Okay, Jeremy. Now you’ve done it. You’ve provoked my worst impulses.

This does the same thing but is perhaps not a joy to read:

func batchedIndices<C:Collection>(_ coll:C, _ batchSize:Int) -> AnySequence<Range<Int>>
  where C.Index == Int
{
  var startIndex = coll.startIndex

  return AnySequence.init {
    () -> AnyIterator<Range<Int>> in
    return  AnyIterator.init {
      () -> Range<Int>? in
      let remaining = coll.endIndex - startIndex
      guard remaining > 0 else { return nil }
      let thisBatchSize = min(batchSize,remaining)
      let thisEndIndex = startIndex.advanced(by: thisBatchSize)
      defer {  startIndex = thisEndIndex  }
      return startIndex ..< thisEndIndex
    }
  }
}

clattner · April 29, 2019, 4:10pm

Very nice Alexis, thank you! would it be any cleaner to make use of this function in the standard lib?:

func sequence<T>(first: T, next: @escaping (T) -> T?)

-Chris

AlexisGallagher · April 29, 2019, 7:03pm

Interesting. I didn’t know about that API! That’s not quite what’s needed but there’s another one, func sequence<T, State>(state: State, next: @escaping (inout State) -> T?) which does the trick. That gives you the following

private func batchedRanges(startIndex:Int, endIndex:Int, batchSize:Int) -> UnfoldSequence<Range<Int>,Int>
{
  return sequence(state: startIndex) { (batchStartIndex) -> Range<Int>? in
    let remaining = endIndex - batchStartIndex
    guard remaining > 0 else { return nil}
    let currentBatchSize = min(batchSize,remaining)
    let batchEndIndex = batchStartIndex.advanced(by: currentBatchSize)
    defer {  batchStartIndex = batchEndIndex  }
    return batchStartIndex ..< batchEndIndex
  }
}

This is better. The mutable state is called out in the API, rather than hiding in a closed-over local function variable.

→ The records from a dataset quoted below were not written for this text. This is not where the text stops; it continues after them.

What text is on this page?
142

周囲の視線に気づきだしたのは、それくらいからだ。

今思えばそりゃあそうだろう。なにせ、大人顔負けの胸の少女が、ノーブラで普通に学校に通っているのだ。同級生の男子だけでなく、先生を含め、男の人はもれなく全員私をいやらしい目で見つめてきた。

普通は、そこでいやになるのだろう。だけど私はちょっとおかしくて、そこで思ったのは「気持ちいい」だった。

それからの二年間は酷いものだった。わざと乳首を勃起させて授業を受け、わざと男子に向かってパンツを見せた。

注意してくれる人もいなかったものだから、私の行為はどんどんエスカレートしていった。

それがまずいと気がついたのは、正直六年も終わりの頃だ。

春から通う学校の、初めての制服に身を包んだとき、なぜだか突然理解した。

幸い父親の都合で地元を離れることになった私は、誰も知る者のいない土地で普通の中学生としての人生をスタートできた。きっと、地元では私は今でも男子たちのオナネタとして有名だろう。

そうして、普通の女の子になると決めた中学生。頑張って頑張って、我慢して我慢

clattner · April 29, 2019, 7:29pm

Nice! If you’re curious, they were introduced in Swift 3.

-Chris

AlexisGallagher · April 29, 2019, 8:16pm

Cool. Not sure how I missed it.

I also like this SEP because it is another piece of evidence for my semi-facetious thesis that Swift has every functional programming language feature which people no longer think of as functional programming, either because it has become mainstream, or because has been renamed.

clattner · April 29, 2019, 8:32pm

to be fair, the name is entirely undiscoverable…